A Piece Of Normal
Page 9
"Willems and Dreena Sue have a new baby?"
"Yeah."
My head is beginning to hurt. "Wait. So why would you want to stay there forever if it meant marrying a guy you didn't love, and if the guy you do love has a new baby with somebody else?"
"Well, you nut, because I wanted to be near Willems, and it was worth it because of the whole force field thing," she says, as though this should be obvious to anyone, and she gets that old familiar look on her face, the one that means I can't be expected to understand such undying, complex emotions. Each point has to be driven home into my head, and I'm already tired of having to nod so expressively just so she won't keep hammering at me.
"But start at the beginning," I say with some effort. "Tell me where you went right after you left here ten years ago."
"Oh, it's all such a long story," she says. "I think I might have to be drunk to tell it." She beams me over a sly smile and jumps up. "Say, do we have any Southern Comfort?"
"I don't think so. I don't even know what it is."
"Oh, it's the best thing ever, dahlin'. It's like a peach liqueur they make from bourbon. Best-tastin' thing in the whole world, I swear. I'm a little hooked on it, in a totally good way, of course." She stands up and does a few stretches and some side bends, touches her toes, and then unfolds herself until she's upright. Then she stares at me. It's apparently my turn to talk.
"Well," I say, "I'm sorry I don't have any of it. I've got some red wine, though. Merlot. Maybe a couple of beers in the fridge. Some Cokes."
"That's okay. I'll get some out of my truck. I just thought I'd save myself the trip if you had it in here," she says. "I really, really want you to try it. You're just not going to believe how good it tastes—and then, how you get so calm and collected"—here she imitates a glider, soaring through the air—"and if you have the sense to stop there, everything's just fine as it could ever be in the whole world, but if you keep on goin', you just get wasted, wasted, wasted. Sometimes I find I want to feel one way, and sometimes the other. I think a homecoming day calls for the other, frankly." And she laughs and grabs both my hands and pulls me to my feet. "Can you believe we're together again? Can you fucking believe it? I'm here!"

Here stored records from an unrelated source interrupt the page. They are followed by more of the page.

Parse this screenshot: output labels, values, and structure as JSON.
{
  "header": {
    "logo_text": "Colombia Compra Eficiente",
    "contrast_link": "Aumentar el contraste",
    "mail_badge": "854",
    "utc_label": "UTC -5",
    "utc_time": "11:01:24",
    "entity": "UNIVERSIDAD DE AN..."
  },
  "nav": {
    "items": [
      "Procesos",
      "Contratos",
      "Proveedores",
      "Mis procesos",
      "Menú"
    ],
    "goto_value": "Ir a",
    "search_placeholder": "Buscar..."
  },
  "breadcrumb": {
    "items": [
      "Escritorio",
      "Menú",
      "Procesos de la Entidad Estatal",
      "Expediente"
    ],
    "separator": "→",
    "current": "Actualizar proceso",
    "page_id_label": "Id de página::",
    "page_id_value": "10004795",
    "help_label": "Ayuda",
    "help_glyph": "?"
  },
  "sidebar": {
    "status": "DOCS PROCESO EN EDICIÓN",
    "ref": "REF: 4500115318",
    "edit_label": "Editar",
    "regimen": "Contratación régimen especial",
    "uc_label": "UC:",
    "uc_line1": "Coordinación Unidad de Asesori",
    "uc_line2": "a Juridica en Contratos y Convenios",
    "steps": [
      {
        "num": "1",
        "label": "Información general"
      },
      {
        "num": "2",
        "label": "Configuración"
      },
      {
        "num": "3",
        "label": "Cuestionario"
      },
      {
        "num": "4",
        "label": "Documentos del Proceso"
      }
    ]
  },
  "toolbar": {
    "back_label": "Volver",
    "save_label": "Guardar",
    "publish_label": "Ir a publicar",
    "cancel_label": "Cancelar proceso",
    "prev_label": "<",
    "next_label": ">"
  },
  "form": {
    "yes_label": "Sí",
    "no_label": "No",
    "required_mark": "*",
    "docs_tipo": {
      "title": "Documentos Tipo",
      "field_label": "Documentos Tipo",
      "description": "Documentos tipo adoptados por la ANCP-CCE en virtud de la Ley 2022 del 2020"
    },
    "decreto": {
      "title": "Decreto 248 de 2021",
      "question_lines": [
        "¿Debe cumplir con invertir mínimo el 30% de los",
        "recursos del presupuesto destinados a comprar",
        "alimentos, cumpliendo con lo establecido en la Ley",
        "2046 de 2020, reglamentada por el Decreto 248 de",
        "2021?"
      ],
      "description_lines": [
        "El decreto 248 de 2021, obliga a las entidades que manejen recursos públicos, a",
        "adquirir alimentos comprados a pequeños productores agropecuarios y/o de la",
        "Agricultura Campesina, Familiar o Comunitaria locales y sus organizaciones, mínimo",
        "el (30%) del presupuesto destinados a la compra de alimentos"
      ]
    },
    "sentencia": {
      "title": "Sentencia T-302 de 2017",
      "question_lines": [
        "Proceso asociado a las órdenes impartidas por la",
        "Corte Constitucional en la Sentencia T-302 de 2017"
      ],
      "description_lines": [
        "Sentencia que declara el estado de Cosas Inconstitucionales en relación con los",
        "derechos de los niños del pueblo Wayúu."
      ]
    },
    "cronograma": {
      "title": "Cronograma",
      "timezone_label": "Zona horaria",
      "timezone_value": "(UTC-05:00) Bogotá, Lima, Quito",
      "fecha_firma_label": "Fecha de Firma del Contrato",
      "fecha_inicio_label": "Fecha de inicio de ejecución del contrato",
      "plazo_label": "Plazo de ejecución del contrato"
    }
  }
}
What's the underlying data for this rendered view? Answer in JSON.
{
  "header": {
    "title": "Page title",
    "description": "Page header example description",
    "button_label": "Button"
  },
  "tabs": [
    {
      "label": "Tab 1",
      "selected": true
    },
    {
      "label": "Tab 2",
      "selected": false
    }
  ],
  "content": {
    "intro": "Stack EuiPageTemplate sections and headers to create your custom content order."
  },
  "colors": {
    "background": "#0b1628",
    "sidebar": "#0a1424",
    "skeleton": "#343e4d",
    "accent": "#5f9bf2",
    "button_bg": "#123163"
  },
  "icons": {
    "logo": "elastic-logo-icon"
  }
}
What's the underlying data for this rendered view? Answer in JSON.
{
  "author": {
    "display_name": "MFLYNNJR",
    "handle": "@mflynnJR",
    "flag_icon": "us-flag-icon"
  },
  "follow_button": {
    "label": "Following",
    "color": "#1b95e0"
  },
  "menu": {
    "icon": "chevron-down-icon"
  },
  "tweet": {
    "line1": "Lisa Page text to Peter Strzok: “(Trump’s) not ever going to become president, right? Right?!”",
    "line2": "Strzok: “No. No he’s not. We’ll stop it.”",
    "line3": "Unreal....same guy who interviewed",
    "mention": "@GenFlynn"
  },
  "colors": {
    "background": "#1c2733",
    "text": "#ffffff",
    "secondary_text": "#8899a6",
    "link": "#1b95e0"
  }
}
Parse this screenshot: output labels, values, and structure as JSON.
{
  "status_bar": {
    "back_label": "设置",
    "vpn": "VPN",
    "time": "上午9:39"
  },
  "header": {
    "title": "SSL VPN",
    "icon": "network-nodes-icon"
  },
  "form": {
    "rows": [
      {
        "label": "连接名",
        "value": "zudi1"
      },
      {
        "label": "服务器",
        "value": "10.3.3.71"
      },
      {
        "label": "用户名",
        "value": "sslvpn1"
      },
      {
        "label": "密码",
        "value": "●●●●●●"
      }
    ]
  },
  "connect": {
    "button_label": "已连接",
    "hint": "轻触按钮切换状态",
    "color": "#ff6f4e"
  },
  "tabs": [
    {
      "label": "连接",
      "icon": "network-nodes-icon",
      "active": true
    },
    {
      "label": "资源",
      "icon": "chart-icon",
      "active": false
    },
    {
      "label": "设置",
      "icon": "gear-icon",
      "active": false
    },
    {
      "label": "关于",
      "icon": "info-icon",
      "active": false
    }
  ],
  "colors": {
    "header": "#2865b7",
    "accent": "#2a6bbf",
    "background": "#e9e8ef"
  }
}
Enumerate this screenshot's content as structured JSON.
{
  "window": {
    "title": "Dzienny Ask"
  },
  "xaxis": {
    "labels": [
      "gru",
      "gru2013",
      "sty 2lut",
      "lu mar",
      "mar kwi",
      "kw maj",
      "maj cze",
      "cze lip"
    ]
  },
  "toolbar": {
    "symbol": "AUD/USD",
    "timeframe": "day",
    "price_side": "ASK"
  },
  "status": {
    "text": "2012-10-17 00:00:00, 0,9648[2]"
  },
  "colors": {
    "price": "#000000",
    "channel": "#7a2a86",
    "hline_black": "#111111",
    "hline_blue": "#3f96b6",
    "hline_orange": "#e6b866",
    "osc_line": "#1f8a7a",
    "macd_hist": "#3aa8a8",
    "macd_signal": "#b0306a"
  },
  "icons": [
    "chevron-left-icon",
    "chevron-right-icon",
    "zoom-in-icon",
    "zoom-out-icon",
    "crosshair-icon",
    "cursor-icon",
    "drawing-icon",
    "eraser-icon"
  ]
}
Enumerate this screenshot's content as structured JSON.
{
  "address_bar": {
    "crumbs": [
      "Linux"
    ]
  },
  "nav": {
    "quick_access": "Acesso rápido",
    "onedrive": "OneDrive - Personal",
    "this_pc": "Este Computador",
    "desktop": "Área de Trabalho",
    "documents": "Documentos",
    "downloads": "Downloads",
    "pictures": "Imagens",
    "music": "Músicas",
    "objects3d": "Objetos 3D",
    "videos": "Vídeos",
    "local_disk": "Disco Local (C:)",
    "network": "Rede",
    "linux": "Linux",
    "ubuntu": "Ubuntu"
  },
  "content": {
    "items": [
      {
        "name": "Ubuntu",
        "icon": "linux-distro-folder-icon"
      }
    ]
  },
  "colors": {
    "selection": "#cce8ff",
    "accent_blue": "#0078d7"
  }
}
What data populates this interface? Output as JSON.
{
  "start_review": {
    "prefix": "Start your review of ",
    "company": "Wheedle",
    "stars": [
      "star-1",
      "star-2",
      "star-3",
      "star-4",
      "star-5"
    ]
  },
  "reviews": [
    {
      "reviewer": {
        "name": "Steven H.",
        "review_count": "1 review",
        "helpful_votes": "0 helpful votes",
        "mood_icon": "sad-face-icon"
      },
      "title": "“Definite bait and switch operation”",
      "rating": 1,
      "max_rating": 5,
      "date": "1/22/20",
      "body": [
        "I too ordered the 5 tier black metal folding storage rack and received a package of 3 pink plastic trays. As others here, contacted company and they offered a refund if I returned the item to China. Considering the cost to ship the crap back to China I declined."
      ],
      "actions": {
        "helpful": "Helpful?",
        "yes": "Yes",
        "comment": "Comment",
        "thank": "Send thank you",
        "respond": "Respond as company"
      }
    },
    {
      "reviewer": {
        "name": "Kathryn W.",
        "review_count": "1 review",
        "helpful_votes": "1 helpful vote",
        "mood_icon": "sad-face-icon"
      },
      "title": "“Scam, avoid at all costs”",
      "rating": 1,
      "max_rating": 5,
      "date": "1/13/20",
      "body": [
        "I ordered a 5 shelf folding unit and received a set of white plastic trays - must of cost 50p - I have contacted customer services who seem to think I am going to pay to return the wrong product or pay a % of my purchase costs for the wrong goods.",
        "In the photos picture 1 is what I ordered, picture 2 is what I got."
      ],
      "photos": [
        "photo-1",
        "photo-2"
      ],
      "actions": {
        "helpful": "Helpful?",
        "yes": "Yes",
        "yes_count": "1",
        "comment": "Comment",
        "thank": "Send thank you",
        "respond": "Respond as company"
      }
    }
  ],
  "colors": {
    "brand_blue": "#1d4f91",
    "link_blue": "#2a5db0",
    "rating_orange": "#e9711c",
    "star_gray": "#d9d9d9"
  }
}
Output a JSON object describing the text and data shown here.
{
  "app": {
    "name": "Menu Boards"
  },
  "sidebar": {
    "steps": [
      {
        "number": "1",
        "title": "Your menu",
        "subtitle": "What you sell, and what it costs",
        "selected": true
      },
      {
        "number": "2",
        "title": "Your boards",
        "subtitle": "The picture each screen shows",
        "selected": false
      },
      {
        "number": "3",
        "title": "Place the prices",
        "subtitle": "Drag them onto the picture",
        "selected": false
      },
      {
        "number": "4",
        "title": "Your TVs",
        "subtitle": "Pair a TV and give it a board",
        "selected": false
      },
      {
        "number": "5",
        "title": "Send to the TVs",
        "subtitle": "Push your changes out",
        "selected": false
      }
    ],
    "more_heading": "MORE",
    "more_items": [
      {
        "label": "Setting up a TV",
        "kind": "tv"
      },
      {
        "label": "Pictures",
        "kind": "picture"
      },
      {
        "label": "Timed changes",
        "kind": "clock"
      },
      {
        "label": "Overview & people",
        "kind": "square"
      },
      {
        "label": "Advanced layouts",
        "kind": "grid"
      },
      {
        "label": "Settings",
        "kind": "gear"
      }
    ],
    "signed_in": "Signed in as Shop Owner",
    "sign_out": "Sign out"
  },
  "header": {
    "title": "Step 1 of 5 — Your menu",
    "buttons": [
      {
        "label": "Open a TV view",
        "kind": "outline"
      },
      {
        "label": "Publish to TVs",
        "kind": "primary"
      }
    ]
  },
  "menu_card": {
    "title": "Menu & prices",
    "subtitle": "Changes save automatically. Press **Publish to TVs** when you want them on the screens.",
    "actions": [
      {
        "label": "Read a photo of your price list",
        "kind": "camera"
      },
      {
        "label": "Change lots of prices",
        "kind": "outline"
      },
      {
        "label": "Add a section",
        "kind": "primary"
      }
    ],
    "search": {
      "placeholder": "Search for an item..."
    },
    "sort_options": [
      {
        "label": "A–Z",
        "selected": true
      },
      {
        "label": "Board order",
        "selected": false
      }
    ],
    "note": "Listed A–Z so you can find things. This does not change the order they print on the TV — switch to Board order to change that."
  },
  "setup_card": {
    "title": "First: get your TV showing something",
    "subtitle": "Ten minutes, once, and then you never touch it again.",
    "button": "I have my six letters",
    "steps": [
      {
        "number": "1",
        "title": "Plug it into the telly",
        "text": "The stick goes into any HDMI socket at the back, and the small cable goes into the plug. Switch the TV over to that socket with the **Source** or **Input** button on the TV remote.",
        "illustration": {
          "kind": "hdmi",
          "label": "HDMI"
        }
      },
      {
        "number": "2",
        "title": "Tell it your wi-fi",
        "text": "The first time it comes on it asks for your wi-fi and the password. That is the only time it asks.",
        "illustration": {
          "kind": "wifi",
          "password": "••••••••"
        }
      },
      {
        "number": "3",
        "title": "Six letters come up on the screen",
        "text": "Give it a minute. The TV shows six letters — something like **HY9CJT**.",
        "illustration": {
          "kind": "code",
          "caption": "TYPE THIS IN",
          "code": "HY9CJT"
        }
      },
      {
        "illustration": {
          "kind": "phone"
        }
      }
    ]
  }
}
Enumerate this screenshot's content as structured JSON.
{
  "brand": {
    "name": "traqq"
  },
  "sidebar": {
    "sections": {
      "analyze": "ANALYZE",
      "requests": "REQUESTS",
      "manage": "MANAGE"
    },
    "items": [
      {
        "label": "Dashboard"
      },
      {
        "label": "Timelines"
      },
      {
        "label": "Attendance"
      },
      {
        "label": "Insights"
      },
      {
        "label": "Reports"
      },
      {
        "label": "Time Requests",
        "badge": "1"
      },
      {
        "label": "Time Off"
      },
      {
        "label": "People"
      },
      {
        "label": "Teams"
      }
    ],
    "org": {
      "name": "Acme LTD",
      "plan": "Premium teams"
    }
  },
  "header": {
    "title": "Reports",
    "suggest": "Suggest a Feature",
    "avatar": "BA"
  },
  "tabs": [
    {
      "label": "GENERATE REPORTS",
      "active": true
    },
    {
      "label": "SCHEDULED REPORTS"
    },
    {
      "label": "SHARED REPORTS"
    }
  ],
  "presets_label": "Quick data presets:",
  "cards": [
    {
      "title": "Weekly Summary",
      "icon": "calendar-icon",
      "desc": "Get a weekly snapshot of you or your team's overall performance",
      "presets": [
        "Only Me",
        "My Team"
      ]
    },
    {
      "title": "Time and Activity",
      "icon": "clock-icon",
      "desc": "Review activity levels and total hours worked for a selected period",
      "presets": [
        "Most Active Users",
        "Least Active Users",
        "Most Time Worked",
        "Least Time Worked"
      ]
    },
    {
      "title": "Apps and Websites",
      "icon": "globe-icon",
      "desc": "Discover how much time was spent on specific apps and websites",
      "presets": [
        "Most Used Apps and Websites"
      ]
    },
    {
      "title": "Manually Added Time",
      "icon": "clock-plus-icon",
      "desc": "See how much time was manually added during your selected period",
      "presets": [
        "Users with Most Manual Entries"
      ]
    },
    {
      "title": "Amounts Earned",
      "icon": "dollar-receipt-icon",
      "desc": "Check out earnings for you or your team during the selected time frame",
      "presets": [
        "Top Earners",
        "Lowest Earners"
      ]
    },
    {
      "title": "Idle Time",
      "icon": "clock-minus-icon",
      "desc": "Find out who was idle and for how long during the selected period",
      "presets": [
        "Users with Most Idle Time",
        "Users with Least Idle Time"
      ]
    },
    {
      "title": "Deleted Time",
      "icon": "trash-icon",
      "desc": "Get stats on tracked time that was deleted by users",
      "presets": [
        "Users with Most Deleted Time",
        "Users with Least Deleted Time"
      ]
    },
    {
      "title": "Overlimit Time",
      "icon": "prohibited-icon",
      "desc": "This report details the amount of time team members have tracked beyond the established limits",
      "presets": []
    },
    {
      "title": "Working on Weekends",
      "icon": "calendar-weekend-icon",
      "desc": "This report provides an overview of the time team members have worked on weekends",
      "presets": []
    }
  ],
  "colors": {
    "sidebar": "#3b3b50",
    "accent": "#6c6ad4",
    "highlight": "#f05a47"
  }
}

"Actually," I say, "I can't believe it. I feel like I'm in a dream or something."
"Let's get drinking!"
"Well, this isn't such a good time for me to start drinking. Teddy will be bringing Simon home from his friend's house, and to tell you the truth, I haven't had any dinner yet. I was about to start cooking when you came."
"Wow! Cooking dinner and everything," she says and pats me on the butt. "Aren't you just the homey little domesticated one!"
10
I expect that the fact that she couldn't remember Simon's name or his age means she won't have much interest in him, but I'm wrong about that. As soon as he gets home, she goes off like a set of Fourth of July fireworks. She's in the bathroom when Teddy's car drives up, so as soon as I hear the slamming of the car doors, I go outside and say, "Guess what! My sister is here. Simon, your Aunt Dana has come!"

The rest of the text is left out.